El aislamiento como único remedio
El gobierno nacional decretó el aislamiento social obligatorio como estrategia principal para contener la propagación. Sin embargo, los ejemplos que han tenido éxito en esta tarea muestran que el aislamiento masivo, desligado de la realización de test rápidos de detección temprana del virus, es un confinamiento extremo de la población que no lleva a los resultados esperados y por el contrario refuerza el poder punitivo y coercitivo del Estado, al tiempo que condena a la pobreza a enormes sectores de los trabajadores no registrados, que viven del trabajo del día a día y no tienen “derecho a la cuarentena”. Por el contrario el desarrollo de testeos masivos, que puedan identificar casos, zonas más afectadas y la evolución y progresión del contagio, provee de elementos vitales para definir las políticas sanitarias (aislamientos, seguimientos de casos, disposición camas y centros de cuidados, etc.).
Pero el testeo masivo debe ser parte de un plan sanitario integral, que comience por centralizar bajo la órbita del Estado todos los laboratorios disponibles para la realización del test, con el control de los trabajadores y técnicos y el presupuesto necesario para su funcionamiento.
La salud es un derecho humano básico y no puede tratarse como mercancía, limitando el acceso en función de la capacidad de pago.
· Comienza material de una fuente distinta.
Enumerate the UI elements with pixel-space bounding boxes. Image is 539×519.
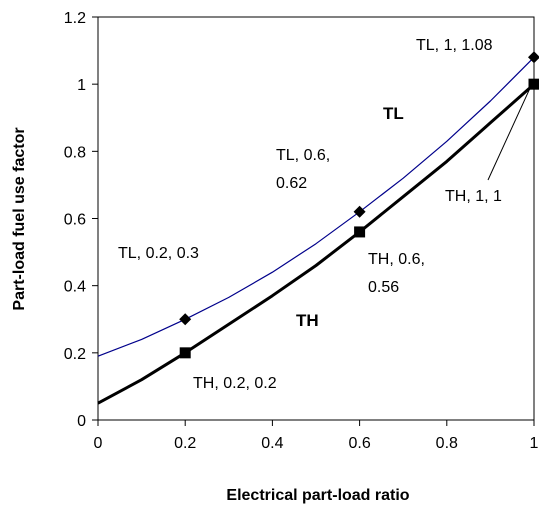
region-label-th: TH — [296, 311, 319, 330]
marker-tl — [353, 205, 366, 218]
y-tick-label: 0.4 — [64, 279, 86, 296]
x-tick-label: 0.8 — [436, 435, 458, 452]
series-line-tl — [97, 56, 535, 357]
x-tick-label: 1 — [530, 435, 539, 452]
plot-frame — [97, 16, 535, 421]
x-tick-label: 0 — [94, 435, 103, 452]
marker-th — [528, 78, 539, 90]
axes — [92, 16, 535, 426]
plot-area — [97, 16, 535, 421]
x-tick-label: 0.2 — [174, 435, 196, 452]
series-line-th — [97, 83, 535, 405]
x-tick-label: 0.4 — [261, 435, 283, 452]
series-group — [97, 51, 539, 405]
data-label: 0.56 — [368, 279, 399, 296]
y-tick-label: 0 — [77, 413, 86, 430]
data-label: TH, 1, 1 — [445, 188, 502, 205]
y-tick-label: 1.2 — [64, 10, 86, 27]
marker-tl — [179, 313, 192, 326]
marker-th — [179, 347, 191, 359]
annotations: TL, 1, 1.08 TL, 0.6, 0.62 TL, 0.2, 0.3 TH, 1… — [118, 37, 531, 392]
data-label: TL, 1, 1.08 — [416, 37, 493, 54]
region-label-tl: TL — [383, 104, 404, 123]
data-label: TL, 0.2, 0.3 — [118, 245, 199, 262]
y-tick-label: 0.2 — [64, 346, 86, 363]
data-label: TH, 0.6, — [368, 251, 425, 268]
marker-tl — [528, 51, 539, 64]
data-label: TH, 0.2, 0.2 — [193, 375, 277, 392]
x-axis-title: Electrical part-load ratio — [226, 487, 409, 504]
y-tick-label: 1 — [77, 77, 86, 94]
data-label: TL, 0.6, — [276, 147, 330, 164]
x-tick-label: 0.6 — [348, 435, 370, 452]
data-label: 0.62 — [276, 175, 307, 192]
y-tick-label: 0.6 — [64, 212, 86, 229]
leader-line — [487, 87, 531, 181]
y-axis-title: Part-load fuel use factor — [11, 127, 28, 310]
y-tick-label: 0.8 — [64, 144, 86, 161]
marker-th — [354, 226, 366, 238]
tick-labels: 0 0.2 0.4 0.6 0.8 1 1.2 0 0.2 0.4 0.6 0.8 1 — [64, 10, 539, 452]
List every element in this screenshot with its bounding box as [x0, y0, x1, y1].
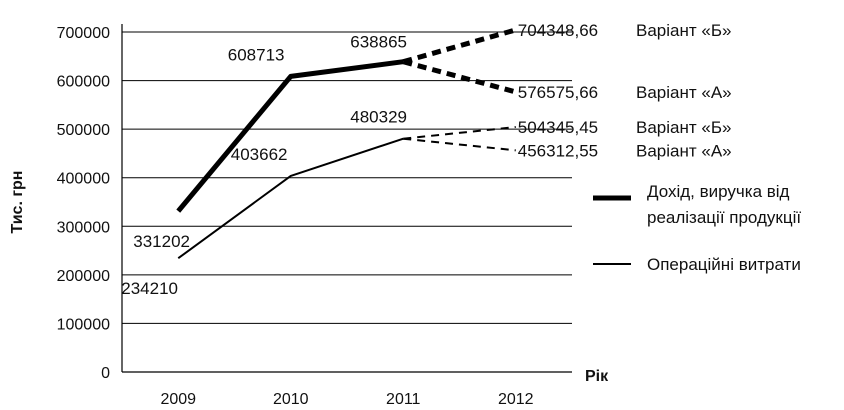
x-tick-label-2010: 2010	[273, 391, 309, 408]
series-0-data-label-2010: 608713	[228, 45, 285, 64]
series-0-forecast-label-1: 576575,66	[518, 83, 598, 102]
legend-label-0-0: Дохід, виручка від	[647, 182, 790, 201]
series-1-line	[177, 137, 404, 260]
series-0-data-label-2011: 638865	[350, 33, 407, 52]
series-0-variant-label-0: Варіант «Б»	[636, 21, 731, 40]
y-axis-title: Тис. грн	[9, 171, 26, 234]
x-axis-title: Рік	[585, 368, 609, 385]
x-tick-label-2012: 2012	[498, 391, 534, 408]
y-tick-label-400000: 400000	[57, 171, 110, 188]
series-1-forecast-label-1: 456312,55	[518, 141, 598, 160]
series-1-forecast-label-0: 504345,45	[518, 118, 598, 137]
y-tick-label-0: 0	[101, 365, 110, 382]
y-tick-label-500000: 500000	[57, 122, 110, 139]
series-1-forecast-line-0	[403, 126, 516, 140]
x-tick-label-2011: 2011	[386, 391, 421, 408]
legend-label-0-1: реалізації продукції	[647, 208, 801, 227]
x-tick-label-2009: 2009	[160, 391, 196, 408]
series-0-line	[176, 59, 404, 213]
y-tick-label-700000: 700000	[57, 25, 110, 42]
y-tick-label-300000: 300000	[57, 219, 110, 236]
y-tick-label-100000: 100000	[57, 316, 110, 333]
series-0-forecast-line-0	[402, 27, 517, 65]
series-0-variant-label-1: Варіант «А»	[636, 83, 732, 102]
series-1-forecast-line-1	[403, 137, 516, 152]
series-0-forecast-line-1	[402, 59, 517, 95]
series-1-data-label-2011: 480329	[350, 108, 407, 127]
series-1-data-label-2010: 403662	[231, 145, 288, 164]
y-tick-label-200000: 200000	[57, 268, 110, 285]
legend-label-1-0: Операційні витрати	[647, 255, 801, 274]
series-1-variant-label-0: Варіант «Б»	[636, 118, 731, 137]
series-1-variant-label-1: Варіант «А»	[636, 141, 732, 160]
series-1-data-label-2009: 234210	[121, 279, 178, 298]
y-tick-label-600000: 600000	[57, 74, 110, 91]
series-0-forecast-label-0: 704348,66	[518, 21, 598, 40]
series-0-data-label-2009: 331202	[133, 232, 190, 251]
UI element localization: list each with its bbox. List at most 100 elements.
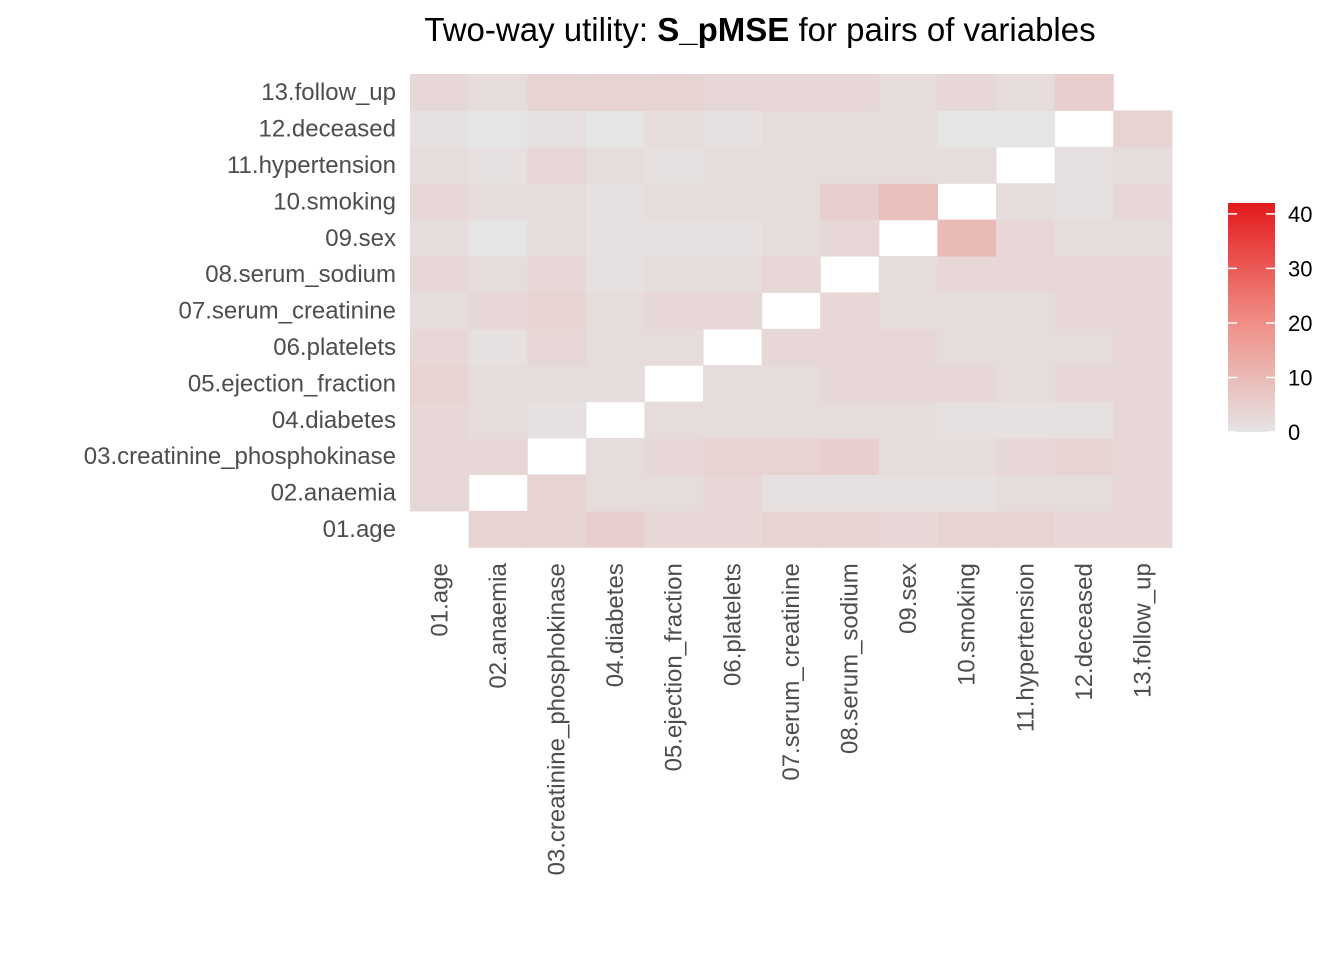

La actual pandemia de Coronavirus pone sobre la mesa más que nunca la necesidad de un Sistema Único de Salud, financiado exclusivamente por el Estado, y administrado por sus propios trabajadores, especialistas, junto a los usuarios, que garantice el acceso en forma igualitaria a toda la población, sin barreras sociales ni económicas, y de forma universal y gratuita, basado en la prevención, la promoción y la Atención Primaria de la Salud. Solo un sistema social que termine con el lucro en la salud, con la ganancia capitalista y disponga de la riqueza, el desarrollo científico y tecnológico para el bienestar común, podrá brindar derecho a la salud para las enormes mayorías.